The second body is the so-called
Melo commission. It is named after its chair, former Supreme Court justice
Jose Melo, who began his career as an appointee of President Diosdado
Macapagal, Arroyo’s father. The commission has the narrow remit
of investigating the root causes and recommending “policies to
end the bloodshed,” according to a presidential spokesperson.
Its “independence”
is highly questionable. The commission’s budget of $20,000 was
traced to the president’s office, after it was revealed that the
government had allocated no funding. Additional funds are to come from
the National Bureau of Investigation, the Philippine National Police
and the AFP, but only if the agencies themselves agree.
The Arroyo administration
rejected a suggestion by Amnesty International to expand the commission
to include human rights organisations. The body is mainly composed of
government officials—the director of the National Bureau of Investigation,
the chief state prosecutor and a regent of the University of the Philippines.
Its only non-government member—a Catholic archbishop—refused
to join, saying his membership would compromise the independence of
the Roman Catholic Church.
It is not just political
activists who are being murdered. Amnesty International has drawn attention
to a surge of extra-judicial killings of suspected petty criminals,
particularly in two major cities whose mayors are close allies of Arroyo.
In Cebu city, at least 162
suspected petty criminals have been reported killed since December 2004.
The Sun Star Daily reported the mayor as saying: “To me, as long
as there are fewer robberies and [bag] snatching, it’s not so
bad.” In Davao city, 390 suspected criminals, again mostly petty
thieves, including street children and youth gang members, have been
murdered since 2001. The mayor told the Washington Post: “I’ve
been telling criminals it’s a place where you can die any time.

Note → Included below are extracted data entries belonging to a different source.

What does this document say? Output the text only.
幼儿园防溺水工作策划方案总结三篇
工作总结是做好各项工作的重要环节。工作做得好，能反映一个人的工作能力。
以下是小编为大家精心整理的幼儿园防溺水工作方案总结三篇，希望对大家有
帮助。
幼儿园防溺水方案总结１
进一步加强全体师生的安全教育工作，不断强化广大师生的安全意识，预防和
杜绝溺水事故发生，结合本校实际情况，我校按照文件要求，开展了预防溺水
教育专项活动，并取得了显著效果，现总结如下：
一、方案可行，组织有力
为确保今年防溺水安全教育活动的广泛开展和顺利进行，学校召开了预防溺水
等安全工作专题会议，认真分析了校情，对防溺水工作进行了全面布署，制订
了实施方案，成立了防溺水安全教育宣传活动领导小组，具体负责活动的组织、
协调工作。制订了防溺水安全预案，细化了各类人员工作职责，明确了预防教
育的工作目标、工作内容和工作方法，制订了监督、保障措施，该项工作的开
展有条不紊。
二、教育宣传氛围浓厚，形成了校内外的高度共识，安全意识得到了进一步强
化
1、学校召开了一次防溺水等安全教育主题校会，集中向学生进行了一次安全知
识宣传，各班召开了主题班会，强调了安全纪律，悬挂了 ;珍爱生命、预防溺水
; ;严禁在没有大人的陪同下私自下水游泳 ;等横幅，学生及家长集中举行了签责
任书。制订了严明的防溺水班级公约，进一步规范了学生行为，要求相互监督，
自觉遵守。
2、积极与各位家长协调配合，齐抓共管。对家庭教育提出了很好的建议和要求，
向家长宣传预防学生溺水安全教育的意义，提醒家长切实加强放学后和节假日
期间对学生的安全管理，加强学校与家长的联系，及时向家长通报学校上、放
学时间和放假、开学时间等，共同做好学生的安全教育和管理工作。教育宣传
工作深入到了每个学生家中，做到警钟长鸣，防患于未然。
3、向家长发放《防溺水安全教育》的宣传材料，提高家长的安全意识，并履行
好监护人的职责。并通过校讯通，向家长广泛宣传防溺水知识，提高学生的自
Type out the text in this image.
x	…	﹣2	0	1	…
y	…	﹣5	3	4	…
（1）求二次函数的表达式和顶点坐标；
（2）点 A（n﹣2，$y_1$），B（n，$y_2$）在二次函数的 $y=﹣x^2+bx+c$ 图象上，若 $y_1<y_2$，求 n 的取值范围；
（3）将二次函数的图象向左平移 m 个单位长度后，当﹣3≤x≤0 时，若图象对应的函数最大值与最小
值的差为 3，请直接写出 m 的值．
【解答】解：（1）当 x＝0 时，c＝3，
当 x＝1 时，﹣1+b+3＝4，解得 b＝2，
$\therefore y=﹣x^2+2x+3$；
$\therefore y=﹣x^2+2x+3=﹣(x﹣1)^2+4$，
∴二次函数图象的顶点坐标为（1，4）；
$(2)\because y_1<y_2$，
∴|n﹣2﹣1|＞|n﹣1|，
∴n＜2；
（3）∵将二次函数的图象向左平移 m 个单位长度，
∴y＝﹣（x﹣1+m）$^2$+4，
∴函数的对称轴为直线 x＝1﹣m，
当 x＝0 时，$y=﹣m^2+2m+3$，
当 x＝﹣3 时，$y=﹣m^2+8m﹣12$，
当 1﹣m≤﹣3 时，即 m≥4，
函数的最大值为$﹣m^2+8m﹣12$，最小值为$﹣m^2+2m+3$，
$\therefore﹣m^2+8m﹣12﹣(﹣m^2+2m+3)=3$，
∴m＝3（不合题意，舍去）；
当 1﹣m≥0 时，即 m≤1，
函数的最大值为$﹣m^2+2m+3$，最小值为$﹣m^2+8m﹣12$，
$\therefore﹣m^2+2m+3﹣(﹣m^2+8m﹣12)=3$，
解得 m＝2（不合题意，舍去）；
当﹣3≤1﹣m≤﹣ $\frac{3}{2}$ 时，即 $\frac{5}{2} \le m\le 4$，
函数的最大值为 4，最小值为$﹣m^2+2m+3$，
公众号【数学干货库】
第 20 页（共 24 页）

If that’s a cue for anybody, that’s fine.”
Many unsolved killings of
journalists have also occurred in the Philippines. According to Amnesty
International, 79 journalists have been killed since 1986, with 42 deaths
since Arroyo assumed power in 2001. Nine have already died in the first
seven months of 2006.
The ruthless murder of political
opponents is an attempt to suppress the growing popular hostility and
opposition to the Arroyo administration. Arroyo was installed in power
in 2001 in what amounted to a constitutional coup. A protracted campaign
to oust elected President Joseph Estrada through formal impeachment
on corruption charges failed. With the backing of the military and sections
of the corporate elite, Arroyo was inserted as president with the sanction
of the Supreme Court amid a series of so-called peoples’ power
rallies.
Having come to power, Arroyo,
who repeatedly declared herself “for the poor,” immediately
launched into her agenda of far-reaching market reforms—including
privatisations, regressive taxation and government spending cutbacks.
She won the 2004 presidential election amid allegations of ballot corruption
and has faced two campaigns to impeach her in 2005 and 2006. Arroyo’s
response to her growing unpopularity has been to turn even further to
the right. She is a fervent supporter of the Bush administration’s
bogus “war on terrorism,” has relaunched military operations
against the NPA and backs tough “law and order” measures.
The CCP and other leftist
parties—mostly CPP breakaways—bear a heavy political responsibility
for helping Arroyo come to power. In 2001, they joined the “peoples’
power” bandwagon, demanded the ousting of Estrada and supported
Arroyo as the alternative. Their political backing was crucial in duping
ordinary working people into believing that Arroyo, a scion of the Philippine
establishment, would in some way address their burning social needs.
Once in office, Arroyo rapidly turned on her left backers as she implemented
her regressive policies and cracked down on any opposition.